Part 6: Testing Strategy — We built a comprehensive testing approach: unit tests for Domain logic, handler tests for Application behavior, integration tests with Testcontainers for Infrastructure, architecture tests with NetArchTest for the Dependency Rule, and E2E tests for critical user flows.
Part 7: Production and Retrospective — This post. We containerized, built the CI/CD pipeline, wired up observability, optimized performance, considered Native AOT, and got honest about what worked and what didn’t.
Closing
Clean Architecture didn’t make Kids Learn perfect. It made it maintainable.
When we added the teacher portal three months after launch, it took a week instead of a month. The Domain layer already had the concepts we needed — we added a Teacher aggregate, new Application handlers for teacher-specific use cases, and new Minimal API endpoints. The existing child progress tracking, lesson generation, and mastery calculation worked without modification.
When EF Core 10 shipped with vector search improvements, we swapped the implementation in Infrastructure without touching a single line in Domain or Application. The IContentRepository interface still had the same FindSimilarAsync method — only the implementation behind it changed to use EF Core’s new built-in vector search instead of raw SQL.

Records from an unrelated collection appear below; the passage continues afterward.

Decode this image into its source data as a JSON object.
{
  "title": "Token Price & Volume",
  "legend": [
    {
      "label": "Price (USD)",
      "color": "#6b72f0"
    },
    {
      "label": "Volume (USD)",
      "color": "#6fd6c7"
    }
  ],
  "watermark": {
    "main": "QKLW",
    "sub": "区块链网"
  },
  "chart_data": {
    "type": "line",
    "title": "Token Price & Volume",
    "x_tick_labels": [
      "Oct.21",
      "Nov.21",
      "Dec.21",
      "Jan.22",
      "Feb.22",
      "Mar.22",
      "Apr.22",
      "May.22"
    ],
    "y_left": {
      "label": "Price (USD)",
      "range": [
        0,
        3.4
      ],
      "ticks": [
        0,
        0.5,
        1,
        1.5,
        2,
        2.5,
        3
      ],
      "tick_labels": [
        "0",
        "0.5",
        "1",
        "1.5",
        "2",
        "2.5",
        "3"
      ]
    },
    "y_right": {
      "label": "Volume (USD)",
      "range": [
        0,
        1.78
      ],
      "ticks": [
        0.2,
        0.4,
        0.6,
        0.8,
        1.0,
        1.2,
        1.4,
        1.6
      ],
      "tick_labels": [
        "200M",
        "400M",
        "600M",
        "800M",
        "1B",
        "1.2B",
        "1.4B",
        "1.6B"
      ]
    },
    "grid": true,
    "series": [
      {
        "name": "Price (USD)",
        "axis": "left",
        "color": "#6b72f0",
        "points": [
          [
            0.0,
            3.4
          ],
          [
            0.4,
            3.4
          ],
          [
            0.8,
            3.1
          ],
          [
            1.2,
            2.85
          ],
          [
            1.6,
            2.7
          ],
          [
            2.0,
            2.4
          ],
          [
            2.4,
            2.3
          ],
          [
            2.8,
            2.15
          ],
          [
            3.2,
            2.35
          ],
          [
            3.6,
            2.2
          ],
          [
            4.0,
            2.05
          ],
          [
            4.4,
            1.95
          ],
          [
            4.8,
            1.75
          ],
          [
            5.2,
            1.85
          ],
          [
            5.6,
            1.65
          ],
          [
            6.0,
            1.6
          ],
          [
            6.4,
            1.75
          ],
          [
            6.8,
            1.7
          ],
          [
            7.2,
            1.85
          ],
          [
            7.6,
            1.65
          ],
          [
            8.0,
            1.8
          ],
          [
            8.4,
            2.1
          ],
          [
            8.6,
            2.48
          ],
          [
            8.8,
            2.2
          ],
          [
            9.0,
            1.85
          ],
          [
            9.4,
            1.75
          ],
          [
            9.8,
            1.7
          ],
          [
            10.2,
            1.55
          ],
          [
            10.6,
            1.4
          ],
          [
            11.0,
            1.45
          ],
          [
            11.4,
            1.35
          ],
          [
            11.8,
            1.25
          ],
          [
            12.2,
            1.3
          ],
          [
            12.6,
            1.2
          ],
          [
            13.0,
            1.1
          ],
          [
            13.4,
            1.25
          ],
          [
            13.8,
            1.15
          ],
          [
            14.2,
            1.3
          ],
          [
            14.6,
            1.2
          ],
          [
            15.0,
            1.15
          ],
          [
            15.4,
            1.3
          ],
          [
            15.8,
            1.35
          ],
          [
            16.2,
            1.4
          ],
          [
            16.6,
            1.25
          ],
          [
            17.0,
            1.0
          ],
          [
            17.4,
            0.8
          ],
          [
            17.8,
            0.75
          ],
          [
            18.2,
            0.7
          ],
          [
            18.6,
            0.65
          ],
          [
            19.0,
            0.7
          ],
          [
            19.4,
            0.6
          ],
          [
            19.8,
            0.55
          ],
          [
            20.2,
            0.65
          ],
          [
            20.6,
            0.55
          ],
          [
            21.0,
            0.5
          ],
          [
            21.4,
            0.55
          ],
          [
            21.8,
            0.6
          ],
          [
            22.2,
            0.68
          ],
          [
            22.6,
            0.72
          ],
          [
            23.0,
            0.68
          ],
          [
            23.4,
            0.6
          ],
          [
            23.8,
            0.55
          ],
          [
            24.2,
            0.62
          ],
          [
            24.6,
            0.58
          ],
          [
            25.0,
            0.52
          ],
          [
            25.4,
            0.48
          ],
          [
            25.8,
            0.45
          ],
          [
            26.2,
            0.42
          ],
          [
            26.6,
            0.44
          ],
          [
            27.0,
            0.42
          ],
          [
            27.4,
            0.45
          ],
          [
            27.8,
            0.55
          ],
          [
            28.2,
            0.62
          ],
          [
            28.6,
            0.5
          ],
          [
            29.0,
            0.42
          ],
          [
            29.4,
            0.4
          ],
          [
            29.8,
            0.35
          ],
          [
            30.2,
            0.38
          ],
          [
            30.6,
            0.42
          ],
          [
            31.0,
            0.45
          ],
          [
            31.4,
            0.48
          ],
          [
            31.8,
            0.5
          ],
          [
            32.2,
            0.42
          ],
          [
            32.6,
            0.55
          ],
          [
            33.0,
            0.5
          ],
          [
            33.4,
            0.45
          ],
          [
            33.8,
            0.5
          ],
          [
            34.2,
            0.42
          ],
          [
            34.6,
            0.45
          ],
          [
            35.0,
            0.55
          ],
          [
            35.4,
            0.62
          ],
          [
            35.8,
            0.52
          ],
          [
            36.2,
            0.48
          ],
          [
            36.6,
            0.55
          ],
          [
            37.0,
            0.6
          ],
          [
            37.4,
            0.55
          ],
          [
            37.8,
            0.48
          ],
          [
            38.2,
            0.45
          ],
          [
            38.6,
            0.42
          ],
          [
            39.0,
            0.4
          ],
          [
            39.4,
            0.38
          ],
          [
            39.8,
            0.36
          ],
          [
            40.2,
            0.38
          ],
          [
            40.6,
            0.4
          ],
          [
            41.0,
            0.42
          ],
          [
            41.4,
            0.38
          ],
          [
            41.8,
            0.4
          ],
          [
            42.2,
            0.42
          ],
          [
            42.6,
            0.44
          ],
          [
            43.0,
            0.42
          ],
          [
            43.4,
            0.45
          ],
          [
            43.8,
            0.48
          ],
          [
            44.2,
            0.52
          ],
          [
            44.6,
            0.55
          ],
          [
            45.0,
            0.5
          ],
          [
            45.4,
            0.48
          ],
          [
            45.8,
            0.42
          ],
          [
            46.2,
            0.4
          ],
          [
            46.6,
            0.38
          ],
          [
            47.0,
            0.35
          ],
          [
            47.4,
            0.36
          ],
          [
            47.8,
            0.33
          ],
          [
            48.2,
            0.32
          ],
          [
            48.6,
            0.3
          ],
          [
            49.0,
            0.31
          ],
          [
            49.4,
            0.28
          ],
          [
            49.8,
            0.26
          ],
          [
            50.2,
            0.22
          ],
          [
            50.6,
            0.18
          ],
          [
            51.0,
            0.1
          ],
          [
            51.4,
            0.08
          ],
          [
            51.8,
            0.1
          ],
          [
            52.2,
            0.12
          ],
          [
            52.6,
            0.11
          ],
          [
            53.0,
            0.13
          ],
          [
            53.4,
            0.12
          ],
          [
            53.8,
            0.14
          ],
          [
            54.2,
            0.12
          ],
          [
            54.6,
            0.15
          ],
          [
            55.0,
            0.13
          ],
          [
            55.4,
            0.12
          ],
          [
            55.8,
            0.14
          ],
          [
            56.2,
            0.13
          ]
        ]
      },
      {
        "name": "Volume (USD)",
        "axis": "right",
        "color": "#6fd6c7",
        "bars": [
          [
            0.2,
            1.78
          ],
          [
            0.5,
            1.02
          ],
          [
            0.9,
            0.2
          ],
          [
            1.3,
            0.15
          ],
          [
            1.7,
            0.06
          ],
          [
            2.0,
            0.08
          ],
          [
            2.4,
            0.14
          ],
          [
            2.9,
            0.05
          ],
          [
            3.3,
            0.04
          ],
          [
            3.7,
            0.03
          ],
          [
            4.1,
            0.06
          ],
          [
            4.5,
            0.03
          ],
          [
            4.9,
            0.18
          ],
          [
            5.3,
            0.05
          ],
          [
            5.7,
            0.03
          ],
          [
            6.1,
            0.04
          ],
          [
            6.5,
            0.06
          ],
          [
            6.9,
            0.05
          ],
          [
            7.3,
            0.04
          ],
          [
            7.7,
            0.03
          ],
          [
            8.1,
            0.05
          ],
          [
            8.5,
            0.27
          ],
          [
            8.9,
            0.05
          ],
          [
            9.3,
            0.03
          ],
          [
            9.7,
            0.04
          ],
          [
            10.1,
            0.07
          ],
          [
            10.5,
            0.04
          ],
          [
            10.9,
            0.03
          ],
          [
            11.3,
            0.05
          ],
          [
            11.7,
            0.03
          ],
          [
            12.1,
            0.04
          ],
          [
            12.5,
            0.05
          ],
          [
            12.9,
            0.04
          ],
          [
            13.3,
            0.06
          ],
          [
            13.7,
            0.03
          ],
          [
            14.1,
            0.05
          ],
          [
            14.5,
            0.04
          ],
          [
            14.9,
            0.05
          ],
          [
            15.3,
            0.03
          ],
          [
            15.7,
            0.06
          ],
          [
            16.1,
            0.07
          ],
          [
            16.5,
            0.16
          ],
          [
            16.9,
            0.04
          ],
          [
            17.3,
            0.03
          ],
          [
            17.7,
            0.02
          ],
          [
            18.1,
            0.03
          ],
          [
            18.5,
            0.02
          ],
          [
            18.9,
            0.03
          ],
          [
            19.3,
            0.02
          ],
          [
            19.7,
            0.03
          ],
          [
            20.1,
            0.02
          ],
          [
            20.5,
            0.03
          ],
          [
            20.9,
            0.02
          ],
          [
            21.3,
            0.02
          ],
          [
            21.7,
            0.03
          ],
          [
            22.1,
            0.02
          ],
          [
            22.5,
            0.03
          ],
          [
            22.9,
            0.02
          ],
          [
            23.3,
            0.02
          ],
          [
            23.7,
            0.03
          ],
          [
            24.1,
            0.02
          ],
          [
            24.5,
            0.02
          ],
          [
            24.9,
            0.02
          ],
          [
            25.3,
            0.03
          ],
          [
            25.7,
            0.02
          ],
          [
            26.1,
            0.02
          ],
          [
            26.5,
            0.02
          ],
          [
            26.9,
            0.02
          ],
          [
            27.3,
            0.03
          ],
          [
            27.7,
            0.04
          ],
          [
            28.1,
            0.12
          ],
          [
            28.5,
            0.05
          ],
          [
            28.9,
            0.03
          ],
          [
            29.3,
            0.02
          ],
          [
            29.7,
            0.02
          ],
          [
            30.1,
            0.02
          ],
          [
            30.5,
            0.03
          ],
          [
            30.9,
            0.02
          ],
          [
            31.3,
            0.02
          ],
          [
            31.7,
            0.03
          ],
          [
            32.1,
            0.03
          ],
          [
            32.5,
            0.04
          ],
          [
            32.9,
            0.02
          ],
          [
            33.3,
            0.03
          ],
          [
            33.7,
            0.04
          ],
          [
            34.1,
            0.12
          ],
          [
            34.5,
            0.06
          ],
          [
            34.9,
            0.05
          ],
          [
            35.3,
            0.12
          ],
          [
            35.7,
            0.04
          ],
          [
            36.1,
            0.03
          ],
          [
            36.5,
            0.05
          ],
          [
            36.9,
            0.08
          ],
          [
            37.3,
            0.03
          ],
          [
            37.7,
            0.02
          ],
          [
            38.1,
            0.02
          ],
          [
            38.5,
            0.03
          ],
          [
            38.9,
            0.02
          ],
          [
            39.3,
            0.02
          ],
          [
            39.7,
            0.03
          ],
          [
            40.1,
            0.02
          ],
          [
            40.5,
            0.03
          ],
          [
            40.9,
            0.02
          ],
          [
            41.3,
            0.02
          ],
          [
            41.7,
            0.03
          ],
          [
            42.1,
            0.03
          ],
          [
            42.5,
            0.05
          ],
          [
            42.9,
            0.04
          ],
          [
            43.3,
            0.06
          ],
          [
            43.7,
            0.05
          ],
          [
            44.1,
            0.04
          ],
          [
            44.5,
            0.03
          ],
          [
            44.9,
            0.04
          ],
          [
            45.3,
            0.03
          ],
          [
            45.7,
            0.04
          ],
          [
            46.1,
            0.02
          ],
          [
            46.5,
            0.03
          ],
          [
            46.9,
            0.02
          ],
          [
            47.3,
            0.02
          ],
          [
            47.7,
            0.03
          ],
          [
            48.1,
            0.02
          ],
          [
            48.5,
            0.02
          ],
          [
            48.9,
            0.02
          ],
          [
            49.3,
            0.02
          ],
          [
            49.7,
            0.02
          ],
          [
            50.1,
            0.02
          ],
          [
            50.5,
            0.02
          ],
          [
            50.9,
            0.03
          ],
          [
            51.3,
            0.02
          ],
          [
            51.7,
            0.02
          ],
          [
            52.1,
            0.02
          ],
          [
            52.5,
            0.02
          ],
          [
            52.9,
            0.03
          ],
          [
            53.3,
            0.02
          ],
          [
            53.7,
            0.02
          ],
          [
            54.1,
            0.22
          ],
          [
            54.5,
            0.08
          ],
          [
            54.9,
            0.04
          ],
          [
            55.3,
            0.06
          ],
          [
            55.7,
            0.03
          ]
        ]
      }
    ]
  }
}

When Gemini updated their API and our lesson generation broke, the fix was isolated to one class in Infrastructure: GeminiLessonGenerationService. The Application layer’s ILessonGenerationService interface didn’t change. No handler was modified. No test outside of Infrastructure tests needed updating.
That’s the promise of Clean Architecture — and for Kids Learn, it delivered.
Is it more upfront work than throwing everything in one project? Absolutely. Is it worth it for a system you plan to maintain and evolve for years? In my experience, yes. Every time.
But remember: the architecture is a means, not an end. The goal was never to have a perfect folder structure or the most abstract interfaces. The goal was to build a platform where children learn effectively, where teachers get useful tools, and where the development team can ship features confidently. Clean Architecture was the vehicle. The product is what matters.
Ship it. Monitor it. Iterate on it. And don’t be afraid to admit when something you built was over-engineered — that honesty is how you get better.